An Evolution Kernel Method for Graph Classification through Heat Diffusion Dynamics

Autonomous individuals establish a structural complex system through pairwise connections and interactions. Notably, the evolution reflects the dynamic nature of each complex system since it recodes a series of temporal changes from the past, the present into the future. Different systems follow distinct evolutionary trajectories, which can serve as distinguishing traits for system classification. However, modeling a complex system's evolution is challenging for the graph model because the graph is typically a snapshot of the static status of a system, and thereby hard to manifest the long-term evolutionary traits of a system entirely. To address this challenge, we suggest utilizing a heat-driven method to generate temporal graph augmentation. This approach incorporates the physics-based heat kernel and DropNode technique to transform each static graph into a sequence of temporal ones.

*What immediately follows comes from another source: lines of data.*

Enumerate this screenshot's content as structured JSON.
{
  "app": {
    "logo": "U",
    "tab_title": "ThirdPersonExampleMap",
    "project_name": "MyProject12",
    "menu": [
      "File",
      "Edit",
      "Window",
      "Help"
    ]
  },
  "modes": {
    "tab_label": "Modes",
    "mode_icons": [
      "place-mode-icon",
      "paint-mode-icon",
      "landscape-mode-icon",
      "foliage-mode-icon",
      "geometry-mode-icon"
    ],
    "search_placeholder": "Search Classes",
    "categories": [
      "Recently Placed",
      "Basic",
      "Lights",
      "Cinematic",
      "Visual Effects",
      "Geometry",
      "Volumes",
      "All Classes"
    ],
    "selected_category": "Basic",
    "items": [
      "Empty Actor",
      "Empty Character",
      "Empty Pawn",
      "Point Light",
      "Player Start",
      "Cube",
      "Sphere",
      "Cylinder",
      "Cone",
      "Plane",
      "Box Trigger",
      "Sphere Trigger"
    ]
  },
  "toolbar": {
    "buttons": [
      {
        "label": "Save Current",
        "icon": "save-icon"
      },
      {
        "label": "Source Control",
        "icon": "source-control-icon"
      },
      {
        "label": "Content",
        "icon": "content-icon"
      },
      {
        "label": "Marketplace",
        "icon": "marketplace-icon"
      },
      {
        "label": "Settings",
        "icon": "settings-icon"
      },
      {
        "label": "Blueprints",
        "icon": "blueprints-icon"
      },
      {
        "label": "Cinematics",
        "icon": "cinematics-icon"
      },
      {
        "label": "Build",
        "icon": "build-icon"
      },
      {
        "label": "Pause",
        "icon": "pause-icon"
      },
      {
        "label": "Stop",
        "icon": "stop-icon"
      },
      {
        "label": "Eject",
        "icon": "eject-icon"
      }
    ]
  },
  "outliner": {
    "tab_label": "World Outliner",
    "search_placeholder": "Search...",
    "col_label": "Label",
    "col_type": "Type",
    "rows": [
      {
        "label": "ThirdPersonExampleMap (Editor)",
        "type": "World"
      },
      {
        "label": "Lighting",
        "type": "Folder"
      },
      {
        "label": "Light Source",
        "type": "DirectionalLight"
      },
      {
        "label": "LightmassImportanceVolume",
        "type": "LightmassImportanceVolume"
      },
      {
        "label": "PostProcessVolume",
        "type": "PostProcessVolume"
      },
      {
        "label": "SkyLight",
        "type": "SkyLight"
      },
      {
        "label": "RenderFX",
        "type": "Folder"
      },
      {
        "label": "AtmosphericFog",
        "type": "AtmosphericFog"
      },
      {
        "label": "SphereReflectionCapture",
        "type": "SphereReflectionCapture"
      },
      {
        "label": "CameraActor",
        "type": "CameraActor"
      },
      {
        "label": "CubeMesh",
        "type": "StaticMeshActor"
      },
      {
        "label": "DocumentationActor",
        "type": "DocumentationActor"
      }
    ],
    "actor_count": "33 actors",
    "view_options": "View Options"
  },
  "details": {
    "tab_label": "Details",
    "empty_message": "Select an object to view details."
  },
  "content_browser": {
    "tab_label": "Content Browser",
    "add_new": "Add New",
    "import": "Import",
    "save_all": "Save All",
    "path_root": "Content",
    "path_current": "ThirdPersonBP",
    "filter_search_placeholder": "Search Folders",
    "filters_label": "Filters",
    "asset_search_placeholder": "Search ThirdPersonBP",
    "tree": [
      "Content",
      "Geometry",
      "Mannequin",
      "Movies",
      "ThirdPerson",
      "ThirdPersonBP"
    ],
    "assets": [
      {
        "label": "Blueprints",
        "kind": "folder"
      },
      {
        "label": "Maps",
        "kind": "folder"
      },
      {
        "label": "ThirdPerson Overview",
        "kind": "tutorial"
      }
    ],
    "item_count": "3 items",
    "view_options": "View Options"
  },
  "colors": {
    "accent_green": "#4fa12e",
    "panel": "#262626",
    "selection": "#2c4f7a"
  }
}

This approach effectively describes the evolutional behaviours of the system, including the retention or disappearance of elements at each time point based on the distributed heat on each node. Additionally, we propose a dynamic time-wrapping distance GDTW to quantitatively measure the distance between pairwise evolutionary systems through optimal matching. The resulting approach, called the Evolution Kernel method, has been successfully applied to classification problems in real-world structural graph datasets. The results yield significant improvements in supervised classification accuracy over a series of baseline methods.